Elizabeth New (Hovde) believes there are better ways workers and government can prepare for the needs of our graying population
Elizabeth New (Hovde)
Washington Policy Center
The NO on I-2124 campaign officially launched its campaign against the initiative that would make participation in WA Cares voluntary on Monday. Like WA Cares’ supporters who have gone before this coalition, the group fails to make a compelling argument that justifies taking money from low-income workers for a life need they might not end up having. In fact, many workers will be forced to hand their wages over to people with higher incomes and who are not in need of taxpayer help.

The campaign, made up of organizations that stand to benefit from the current taking of workers’ wages for WA Cares, also can offer workers no confidence that the inadequate lifetime benefit of $36,500 will be enough to cover a person’s long-term-care needs if they do have them and qualify for the money. They can’t. WA Cares’ benefit is not keeping up with the cost of long-term care.
Industry leader Genworth Financial found increases between 1% and 10% across various long-term care (LTC) facility types in its most recent Cost of Care Survey, continuing an upward trend seen the past several years. “The most substantial cost increases occurred in home health aide and homemaker services costs,” a March 12 press release said.
The company estimates that on the low end for LTC services, a part-time (20-hour-per-week) home health aide in Washington state this year will cost $42,848. A private room in a nursing home could run $169,178. Meanwhile, WA Cares’ website says its benefit of $36,500 “could cover around 20 hours per week of home care for about a year.”
A spokesperson for the group trying to defeat I-2124 was on The Lars Larson Show on Tuesday. On it, she misrepresented or isn’t aware of the actual cost of care and how inadequate the WA Cares benefit will be for handling most people’s needs. She also misrepresented how the benefit will increase, saying, as WA Cares’ proponents always do, that it will adjust with inflation. The law says the benefit is capped at the rate of inflation. That doesn’t mean it will rise with inflation. Count on nothing. (Read more here.) The program already has solvency concerns, further complicating what Washingtonians can count on.
Supporters of keeping the WA Cares program and its payroll tax mandatory, whether it will help workers paying for it or not someday, ignore or gloss over vestment criteria and other hurdles that will rule many workers out of an eventual benefit. They don’t deal with the trouble that the state gets to dictate your caregiver choices. They also seem unaware of how recently passed legislation allowing people to use the benefit if they move out of state works. As the WA Cares website explains, “To become an out-of-state participant, workers must have contributed to WA Cares for at least three years (in which they worked at least 500 hours per year) and must opt in within a year of leaving Washington.
“Like other workers, out-of-state participants will keep contributing to the fund during their working years.
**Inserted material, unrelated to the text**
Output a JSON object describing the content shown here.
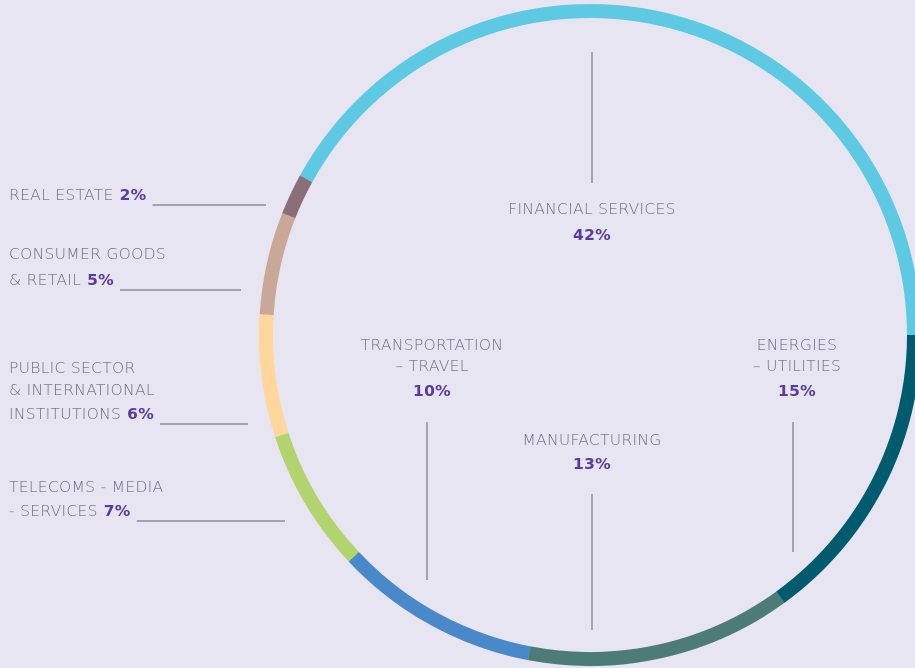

The state will create a process for out-of-state participants to report their earnings and pay premiums, with a focus on making it easy for participants.”
On Lars’ show Tuesday, the spokesperson from AARP erroneously said people would receive a percentage of the benefit for the years they paid the tax.
Unicorns and rainbows — everything will work out — continue to make up the messaging that WA Cares’ supporters are communicating, even when the shortcomings of this law have been exposed since its passage in 2019.
Lawmakers should repeal WA Cares at their first available opportunity. If voters pass Initiative 2124 in November, they can waste no time. Workers will opt out of what they know is a bad deal, leaving an entirely unworkable program.
There are better ways workers and government can prepare for the needs of our graying population — ways that emphasize personal responsibility and personal choice. It is time to focus on real solutions, such as individual savings, awareness and Medicaid reform.
Elizabeth New (Hovde) is a policy analyst and the director of the Centers for Health Care and Worker Rights at the Washington Policy Center. She is a Clark County resident.